Wireshark-users: Re: [Wireshark-users] [HELP] How to send bytes to wireshark on runtime
Hi,
Thanks for the information. Well, I have run wireshark many times and as far as I know...we can only set the interface from where to capture the packet. How to set it to capture the packet from the Pipe ?
I don't want to use the wireshark's command-line options. I want that everything can be done using the wireshark gui.
Thanks,
Satish
On Fri, Jun 5, 2009 at 4:56 AM, Guy Harris
<guy@xxxxxxxxxxxx> wrote:
On Jun 4, 2009, at 12:48 PM, Satish Chandra wrote:
> I don't know how the output from dumpcap goes to wireshark. I wish
> to replace dumpcap with my utility and want wireshark to decode the
> byte stream on run-time.
In other words, you want to do a live capture of packets from some
source other than libpcap/WinPcap.
When doing a live capture in Wireshark (or TShark), whenever a set of
packets arrives, dumpcap writes them to a pcap-format capture file
sends to Wireshark (or TShark) a message saying that some number of
packets have arrived.
A pcap-format file is, in some sense, a byte stream, as *all* files on
UN*X or Windows (except for "special files" on UN*X) are, ultimately,
(seekable) byte streams. However, as is the case with most non-text
files, the byte stream has a certain structure to it; it's not just a
raw byte stream.
The format of the messages sent over the pipe between Wireshark/TShark
and dumpcap is subject to change (and probably *will* change over
time). I would not recommend trying to replace dumpcap at this point.

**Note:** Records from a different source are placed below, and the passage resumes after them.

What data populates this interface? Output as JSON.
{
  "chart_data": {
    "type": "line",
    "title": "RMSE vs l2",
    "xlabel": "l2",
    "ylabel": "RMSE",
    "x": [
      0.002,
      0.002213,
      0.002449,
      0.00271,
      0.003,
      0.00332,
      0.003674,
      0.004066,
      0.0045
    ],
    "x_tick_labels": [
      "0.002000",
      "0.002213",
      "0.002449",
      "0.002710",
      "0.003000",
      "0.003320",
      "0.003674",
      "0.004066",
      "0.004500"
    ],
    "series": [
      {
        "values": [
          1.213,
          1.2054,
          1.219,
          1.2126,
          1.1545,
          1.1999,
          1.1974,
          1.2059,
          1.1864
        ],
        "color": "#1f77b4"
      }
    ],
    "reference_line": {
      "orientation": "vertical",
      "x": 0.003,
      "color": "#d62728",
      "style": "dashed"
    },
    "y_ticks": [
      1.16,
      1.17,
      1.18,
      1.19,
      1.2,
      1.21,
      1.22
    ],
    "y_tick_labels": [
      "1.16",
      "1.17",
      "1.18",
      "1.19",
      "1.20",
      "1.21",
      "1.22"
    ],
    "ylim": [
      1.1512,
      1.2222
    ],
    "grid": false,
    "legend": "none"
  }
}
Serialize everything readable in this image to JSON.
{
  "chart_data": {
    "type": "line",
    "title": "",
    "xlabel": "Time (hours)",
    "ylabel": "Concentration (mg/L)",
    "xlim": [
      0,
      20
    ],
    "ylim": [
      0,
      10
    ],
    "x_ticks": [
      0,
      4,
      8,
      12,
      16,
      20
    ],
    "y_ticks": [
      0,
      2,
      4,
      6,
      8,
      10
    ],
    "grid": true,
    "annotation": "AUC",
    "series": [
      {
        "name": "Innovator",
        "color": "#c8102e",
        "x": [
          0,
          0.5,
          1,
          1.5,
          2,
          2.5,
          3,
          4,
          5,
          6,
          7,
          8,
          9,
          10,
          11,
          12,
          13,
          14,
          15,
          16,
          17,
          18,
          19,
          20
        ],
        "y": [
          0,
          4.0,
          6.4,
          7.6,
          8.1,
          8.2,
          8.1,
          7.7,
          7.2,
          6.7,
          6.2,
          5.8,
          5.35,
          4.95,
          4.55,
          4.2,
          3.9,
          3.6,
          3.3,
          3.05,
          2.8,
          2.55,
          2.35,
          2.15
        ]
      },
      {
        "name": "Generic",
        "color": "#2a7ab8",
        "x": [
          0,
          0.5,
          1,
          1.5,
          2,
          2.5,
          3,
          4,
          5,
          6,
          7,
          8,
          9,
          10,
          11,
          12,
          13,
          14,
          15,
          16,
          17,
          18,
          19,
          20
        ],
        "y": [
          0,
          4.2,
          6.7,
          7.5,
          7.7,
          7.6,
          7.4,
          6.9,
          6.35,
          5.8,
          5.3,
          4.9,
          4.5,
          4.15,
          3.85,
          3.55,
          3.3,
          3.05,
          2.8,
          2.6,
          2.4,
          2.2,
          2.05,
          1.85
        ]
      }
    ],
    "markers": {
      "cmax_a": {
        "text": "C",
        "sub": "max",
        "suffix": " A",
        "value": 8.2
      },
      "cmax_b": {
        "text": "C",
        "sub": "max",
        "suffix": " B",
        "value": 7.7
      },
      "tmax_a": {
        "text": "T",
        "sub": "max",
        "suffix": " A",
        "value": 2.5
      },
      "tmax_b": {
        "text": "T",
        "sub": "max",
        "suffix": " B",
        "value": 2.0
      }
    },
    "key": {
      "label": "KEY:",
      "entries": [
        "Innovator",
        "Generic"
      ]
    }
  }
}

Instead, what I would recommend that you do is to have your utility
write pcap-format files to a named pipe, and, in Wireshark, capture
from a "device" that is the named pipe. For example, on UN*X, you
could create a temporary named pipe "capturepipe" in /tmp:
mkfifo /tmp/capturepipe
and then:
start your program and have it write a pcap-format file header,
followed by the sequence of packets in pcap-file format, to that pipe;
start up Wireshark and have it capture from "/tmp/capturepipe".
I don't know how that would be done on Windows, but there might be
similar things one could do with named pipes.